The primary goal in the management of hypercalcemia is to enhance the urinary excretion of calcium and to decrease the osteoclast-mediated bone resorption.
The first goal is achieved by aggressive volume repletion with a goal urine output of 100 to 150 mL/hour. Furosemide should only be used once the patient is made adequately volume replete.
Calcitonin inhibits bone resorption and osteoclast maturation and acts quickly within 4 to 6 hours of administration. Tachyphylaxis prevents its long-term use. In volume overloaded or anuric patients, dialysis with a low dialysate calcium may be needed.

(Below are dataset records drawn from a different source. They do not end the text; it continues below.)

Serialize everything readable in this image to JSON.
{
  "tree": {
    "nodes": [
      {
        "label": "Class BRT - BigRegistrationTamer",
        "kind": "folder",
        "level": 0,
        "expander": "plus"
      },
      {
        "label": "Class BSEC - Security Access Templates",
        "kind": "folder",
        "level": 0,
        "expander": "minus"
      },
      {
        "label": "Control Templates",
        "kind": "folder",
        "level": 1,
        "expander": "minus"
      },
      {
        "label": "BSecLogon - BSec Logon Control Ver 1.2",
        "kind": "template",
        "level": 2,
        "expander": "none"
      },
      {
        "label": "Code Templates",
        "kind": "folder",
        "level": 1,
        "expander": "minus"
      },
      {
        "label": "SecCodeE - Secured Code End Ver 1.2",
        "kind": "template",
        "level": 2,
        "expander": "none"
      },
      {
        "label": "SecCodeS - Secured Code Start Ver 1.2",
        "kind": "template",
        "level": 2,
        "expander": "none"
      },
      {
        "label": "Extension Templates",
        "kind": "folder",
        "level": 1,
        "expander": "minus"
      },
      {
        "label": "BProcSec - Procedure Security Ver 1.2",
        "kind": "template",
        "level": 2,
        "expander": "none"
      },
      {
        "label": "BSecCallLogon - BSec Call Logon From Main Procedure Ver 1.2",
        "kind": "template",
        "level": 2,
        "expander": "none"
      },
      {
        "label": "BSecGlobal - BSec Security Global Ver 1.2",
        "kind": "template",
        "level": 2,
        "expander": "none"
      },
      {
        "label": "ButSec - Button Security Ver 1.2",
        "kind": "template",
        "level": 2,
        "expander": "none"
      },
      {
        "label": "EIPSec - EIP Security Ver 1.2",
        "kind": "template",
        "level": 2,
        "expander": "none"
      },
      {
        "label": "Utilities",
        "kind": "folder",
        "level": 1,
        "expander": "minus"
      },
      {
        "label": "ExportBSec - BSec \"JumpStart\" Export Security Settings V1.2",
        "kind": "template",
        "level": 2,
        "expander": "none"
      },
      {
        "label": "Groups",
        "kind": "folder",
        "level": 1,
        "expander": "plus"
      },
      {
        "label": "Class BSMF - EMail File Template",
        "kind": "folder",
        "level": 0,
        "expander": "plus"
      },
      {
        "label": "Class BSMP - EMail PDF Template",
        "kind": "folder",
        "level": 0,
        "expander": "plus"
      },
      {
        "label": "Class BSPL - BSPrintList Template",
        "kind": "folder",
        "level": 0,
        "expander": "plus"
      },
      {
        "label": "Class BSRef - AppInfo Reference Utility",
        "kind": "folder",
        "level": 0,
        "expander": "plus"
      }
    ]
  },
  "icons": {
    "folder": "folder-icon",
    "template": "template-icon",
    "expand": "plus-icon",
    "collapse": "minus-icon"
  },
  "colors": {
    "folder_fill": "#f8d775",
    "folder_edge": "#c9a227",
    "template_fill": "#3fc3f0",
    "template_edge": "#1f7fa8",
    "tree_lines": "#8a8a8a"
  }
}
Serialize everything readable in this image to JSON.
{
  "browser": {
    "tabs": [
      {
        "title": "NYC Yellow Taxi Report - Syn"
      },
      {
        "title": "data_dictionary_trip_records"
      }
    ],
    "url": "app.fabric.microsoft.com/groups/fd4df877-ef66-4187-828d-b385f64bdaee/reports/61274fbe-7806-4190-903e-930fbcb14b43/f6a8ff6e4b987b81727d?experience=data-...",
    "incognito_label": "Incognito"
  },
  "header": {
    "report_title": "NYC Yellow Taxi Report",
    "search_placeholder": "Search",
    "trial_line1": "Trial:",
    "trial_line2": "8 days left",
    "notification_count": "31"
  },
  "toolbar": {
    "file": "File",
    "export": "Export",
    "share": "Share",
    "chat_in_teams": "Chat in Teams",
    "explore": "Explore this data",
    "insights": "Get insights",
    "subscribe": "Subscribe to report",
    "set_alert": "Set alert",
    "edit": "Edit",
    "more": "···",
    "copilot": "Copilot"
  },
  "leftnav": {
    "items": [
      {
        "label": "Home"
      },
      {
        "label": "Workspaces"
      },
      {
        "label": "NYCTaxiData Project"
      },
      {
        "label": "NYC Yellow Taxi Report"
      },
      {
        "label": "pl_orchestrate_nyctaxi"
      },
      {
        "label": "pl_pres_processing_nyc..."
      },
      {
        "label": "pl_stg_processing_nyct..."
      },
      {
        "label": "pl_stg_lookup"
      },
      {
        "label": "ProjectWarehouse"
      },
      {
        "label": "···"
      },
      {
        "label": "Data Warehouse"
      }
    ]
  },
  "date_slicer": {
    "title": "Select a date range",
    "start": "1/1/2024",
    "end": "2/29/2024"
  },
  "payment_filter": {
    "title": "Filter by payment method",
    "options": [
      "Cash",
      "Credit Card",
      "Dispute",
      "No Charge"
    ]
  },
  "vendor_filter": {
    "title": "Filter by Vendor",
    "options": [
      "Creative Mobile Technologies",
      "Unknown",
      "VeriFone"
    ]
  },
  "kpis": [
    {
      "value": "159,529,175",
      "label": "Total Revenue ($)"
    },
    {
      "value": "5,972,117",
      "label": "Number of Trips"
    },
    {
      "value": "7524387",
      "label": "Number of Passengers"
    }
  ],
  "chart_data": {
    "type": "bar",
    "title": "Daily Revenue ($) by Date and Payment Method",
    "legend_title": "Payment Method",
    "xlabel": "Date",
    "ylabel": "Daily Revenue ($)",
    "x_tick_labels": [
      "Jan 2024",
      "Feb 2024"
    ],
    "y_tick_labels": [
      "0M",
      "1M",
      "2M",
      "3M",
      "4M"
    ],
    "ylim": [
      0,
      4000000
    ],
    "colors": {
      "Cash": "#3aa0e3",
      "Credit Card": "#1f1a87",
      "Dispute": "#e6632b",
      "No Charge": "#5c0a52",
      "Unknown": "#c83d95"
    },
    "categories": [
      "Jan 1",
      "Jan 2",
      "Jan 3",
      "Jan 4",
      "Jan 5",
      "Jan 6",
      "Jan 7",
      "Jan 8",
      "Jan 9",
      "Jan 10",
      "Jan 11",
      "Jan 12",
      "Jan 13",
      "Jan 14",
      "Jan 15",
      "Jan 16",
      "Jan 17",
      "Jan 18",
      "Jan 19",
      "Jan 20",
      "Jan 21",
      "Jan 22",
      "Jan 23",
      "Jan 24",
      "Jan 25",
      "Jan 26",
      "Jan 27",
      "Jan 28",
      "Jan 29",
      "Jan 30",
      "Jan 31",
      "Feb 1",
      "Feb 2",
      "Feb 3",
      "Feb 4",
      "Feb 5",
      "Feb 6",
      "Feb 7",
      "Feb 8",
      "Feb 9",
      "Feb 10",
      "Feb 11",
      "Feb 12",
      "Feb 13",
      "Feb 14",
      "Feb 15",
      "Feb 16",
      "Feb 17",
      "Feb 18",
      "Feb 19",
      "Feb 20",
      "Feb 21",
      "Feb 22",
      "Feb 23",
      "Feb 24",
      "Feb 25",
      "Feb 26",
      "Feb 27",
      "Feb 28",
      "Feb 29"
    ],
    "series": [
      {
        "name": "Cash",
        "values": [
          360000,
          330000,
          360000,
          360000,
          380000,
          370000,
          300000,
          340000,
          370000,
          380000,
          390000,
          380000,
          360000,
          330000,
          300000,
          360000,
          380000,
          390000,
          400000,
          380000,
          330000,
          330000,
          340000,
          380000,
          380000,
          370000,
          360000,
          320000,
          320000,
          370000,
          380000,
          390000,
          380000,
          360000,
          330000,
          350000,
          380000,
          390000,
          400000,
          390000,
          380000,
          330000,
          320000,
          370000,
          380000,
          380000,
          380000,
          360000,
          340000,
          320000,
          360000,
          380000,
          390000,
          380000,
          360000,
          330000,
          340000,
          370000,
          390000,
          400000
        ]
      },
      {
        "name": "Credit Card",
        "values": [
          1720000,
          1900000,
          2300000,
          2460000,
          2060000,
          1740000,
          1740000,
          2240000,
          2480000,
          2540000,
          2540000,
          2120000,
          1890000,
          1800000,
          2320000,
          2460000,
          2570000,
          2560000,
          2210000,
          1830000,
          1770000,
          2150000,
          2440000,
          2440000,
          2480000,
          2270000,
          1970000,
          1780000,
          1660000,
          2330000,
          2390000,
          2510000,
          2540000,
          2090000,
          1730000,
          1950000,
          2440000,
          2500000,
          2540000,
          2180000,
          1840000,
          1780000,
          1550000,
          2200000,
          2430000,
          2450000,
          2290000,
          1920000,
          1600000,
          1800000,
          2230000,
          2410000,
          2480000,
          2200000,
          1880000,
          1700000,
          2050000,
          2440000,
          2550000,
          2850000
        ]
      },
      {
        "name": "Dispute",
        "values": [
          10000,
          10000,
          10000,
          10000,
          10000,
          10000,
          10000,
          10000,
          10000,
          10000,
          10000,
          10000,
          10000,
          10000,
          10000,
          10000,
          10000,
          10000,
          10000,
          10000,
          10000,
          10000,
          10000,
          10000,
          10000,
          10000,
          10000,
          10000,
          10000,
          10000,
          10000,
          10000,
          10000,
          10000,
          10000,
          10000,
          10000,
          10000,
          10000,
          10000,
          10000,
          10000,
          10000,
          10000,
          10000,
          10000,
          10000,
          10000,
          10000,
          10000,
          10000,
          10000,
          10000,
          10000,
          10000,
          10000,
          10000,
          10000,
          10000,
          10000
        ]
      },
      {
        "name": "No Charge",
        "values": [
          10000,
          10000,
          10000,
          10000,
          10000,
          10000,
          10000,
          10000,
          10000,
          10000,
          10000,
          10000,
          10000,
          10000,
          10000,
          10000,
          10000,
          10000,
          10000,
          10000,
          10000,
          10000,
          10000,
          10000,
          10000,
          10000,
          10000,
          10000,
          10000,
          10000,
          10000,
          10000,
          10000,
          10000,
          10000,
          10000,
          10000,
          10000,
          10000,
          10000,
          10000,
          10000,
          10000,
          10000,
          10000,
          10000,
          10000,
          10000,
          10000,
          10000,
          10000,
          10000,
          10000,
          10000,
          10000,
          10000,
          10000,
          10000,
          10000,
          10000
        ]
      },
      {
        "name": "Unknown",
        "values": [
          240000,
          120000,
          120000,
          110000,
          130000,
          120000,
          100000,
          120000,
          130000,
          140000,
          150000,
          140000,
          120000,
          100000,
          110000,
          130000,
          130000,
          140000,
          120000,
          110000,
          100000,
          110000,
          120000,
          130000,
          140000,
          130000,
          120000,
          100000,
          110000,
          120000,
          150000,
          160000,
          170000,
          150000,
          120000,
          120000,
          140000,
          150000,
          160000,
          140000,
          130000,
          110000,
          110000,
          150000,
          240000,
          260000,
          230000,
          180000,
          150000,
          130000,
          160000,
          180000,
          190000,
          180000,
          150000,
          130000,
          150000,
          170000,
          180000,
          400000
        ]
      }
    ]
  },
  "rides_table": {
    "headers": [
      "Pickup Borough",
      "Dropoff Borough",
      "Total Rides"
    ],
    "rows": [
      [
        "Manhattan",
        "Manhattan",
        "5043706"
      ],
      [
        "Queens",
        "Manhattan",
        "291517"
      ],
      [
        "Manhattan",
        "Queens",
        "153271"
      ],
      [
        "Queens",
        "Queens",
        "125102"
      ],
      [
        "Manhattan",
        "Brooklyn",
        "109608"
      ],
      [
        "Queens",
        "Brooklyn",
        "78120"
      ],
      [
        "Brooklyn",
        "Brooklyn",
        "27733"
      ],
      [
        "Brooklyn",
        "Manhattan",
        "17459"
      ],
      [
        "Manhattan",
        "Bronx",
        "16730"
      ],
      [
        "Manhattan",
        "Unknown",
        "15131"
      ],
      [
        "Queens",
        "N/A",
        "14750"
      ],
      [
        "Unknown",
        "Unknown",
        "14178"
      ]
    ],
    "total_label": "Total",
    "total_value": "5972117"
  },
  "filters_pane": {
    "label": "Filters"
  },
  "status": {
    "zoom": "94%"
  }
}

Bisphosphonates, namely zoledronate and pamidronate, have become the cornerstone of treatment of hypercalcemia of malignancy.
Bisphosphonates reduce the osteoclast activity by preventing the osteoclasts from adhering to the bone surface, and preventing the production of their proteins, which are responsible for continued bone resorption.
They also result in decreased osteoclast progenitor development and promote their apoptosis. RANKL inhibitors, such as denosumab, play a role in the management of bisphosphonate-resistant hypercalcemia of malignancy even though it does not yet have U.S. Food and Drug Administration approval.